Nouvelle année, nouvelle résolution : en 2021, la Chine se débarrasse définitivement de son image de poubelle du monde. Loin d’être anodine, cette décision bouscule l’organisation mondiale en matière de retraitement des déchets, mettant les pays riches face aux problèmes liés à la surconsommation.
La fin d’une ère
Le 1er janvier 2021, les frontières du plus gros importateur de déchets se fermaient officiellement aux détritus provenant de l’étranger. Cette mesure finalisait un processus qui avait débuté en 2017. La Chine avait alors drastiquement réduit ses importations, en interdisant 24 types de déchets (certains matériaux plastiques, textiles, papiers…).
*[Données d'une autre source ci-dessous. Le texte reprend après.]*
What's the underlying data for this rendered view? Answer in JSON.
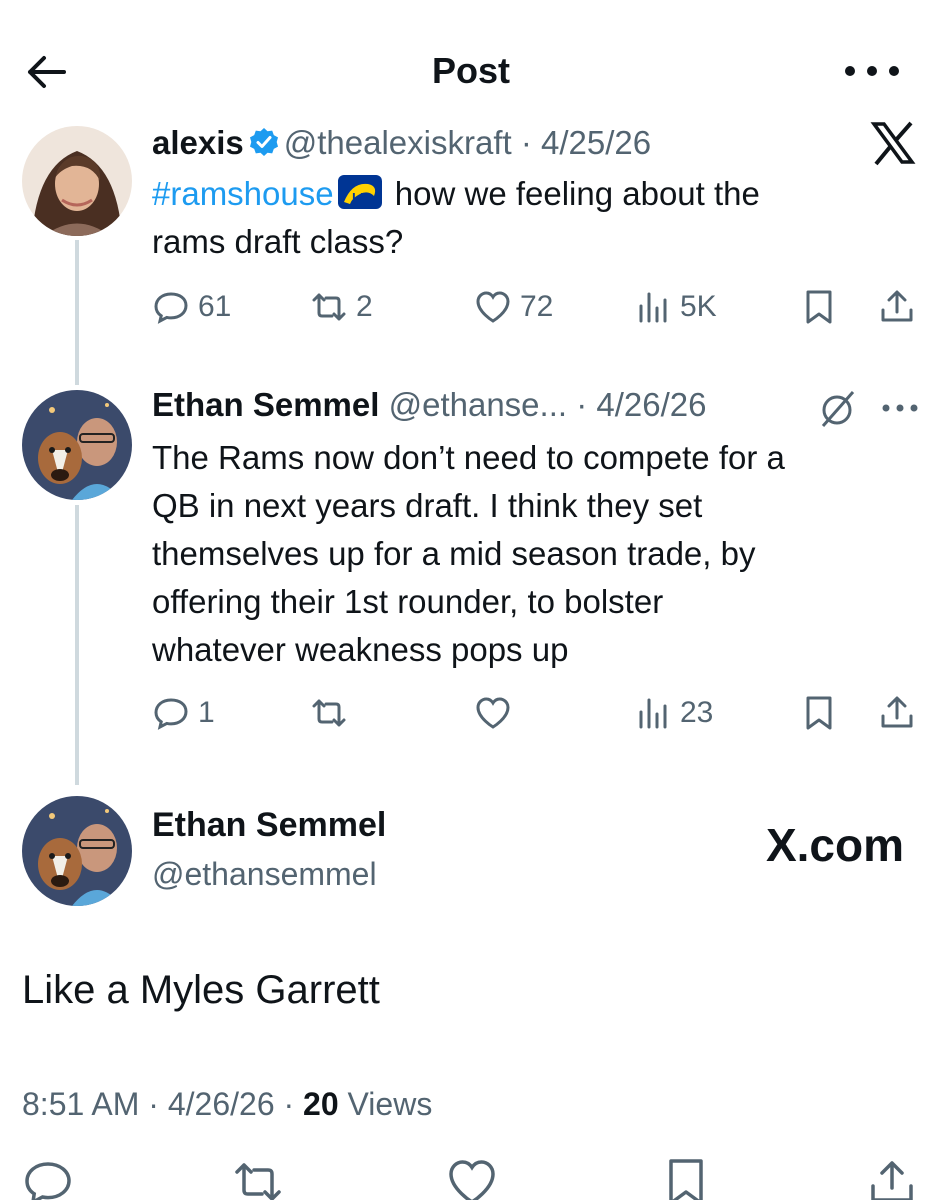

Outre l’objectif évident de montrer son engagement en matière d’écologie, le gouvernement chinois souhaite aussi se concentrer sur le recyclage de sa propre production de déchets qui est bien assez suffisante pour occuper les usines du pays.
Provenance des importations de déchets en Chine – Crédits : ScienceAdvances
Quelles répercutions ?
En 2017, les mesures prises avaient eu des effets catastrophiques aux quatre coins de la planète. Pour les gros producteurs de déchets (Europe, États-Unis, Australie) c’était tout un secteur qu’il avait fallu réorganiser. En effet jusqu’alors l’Europe ne traitait que 50 % de ses déchets. Inutile de préciser où était envoyée l’autre moitié de ce chiffre. La facture était encore plus salée pour les États-Unis, qui chaque année expédiaient plus de 17 millions de tonnes d’ordures en Chine. Pris de court, les pays riches n’ont eu d’autre choix que de s’occuper d’un souci qu’ils avaient évité de regarder en face. Ils se sont d’abord tournés vers les pays asiatiques voisins : le Vietnam, la Malaisie et l’Indonésie. Mais face à l’afflux massif de déchets, des restrictions ont très vite été prises par les gouvernements concernés. Retour à la case départ pour les pays occidentaux, qui ont cherché du soutien sur le continent Africain. Le président américain Donald Trump s’est rapproché du Kenya, en proposant au pays un « plastic deal ». Celui-ci aurait permis au géant américain d’exporter chaque année 500 millions de tonnes de plastiques à recycler, soit la moitié de ce qui était envoyé vers la Chine par le passé. La Turquie quant à elle est devenue la principale destination d’envoi de matériaux à recycler pour l’Europe. À défaut de mesures concrètes, les grands producteurs de déchets n’ont fait que déplacer la source du problème. Mais avec cette nouvelle annonce chinoise, les pays d’Asie du Sud-Est s’attendent à voir une nouvelle vague de déchets les envahir. Reste à voir si les pays riches auront mieux anticipé cette seconde décision.
Où vont nos déchets ?
Cette crise aura au moins permis de dévoiler au grand jour la face cachée du recyclage. En 2016, 2 milliards de tonnes de déchets ont été produites dans le monde et selon des prédictions de la Banque Mondiale, ce chiffre s’élèvera à 3,4 milliards de tonnes en 2050. Ces statistiques font d’autant plus froid dans le dos lorsque l’on se penche sur les conditions de retraitement des déchets.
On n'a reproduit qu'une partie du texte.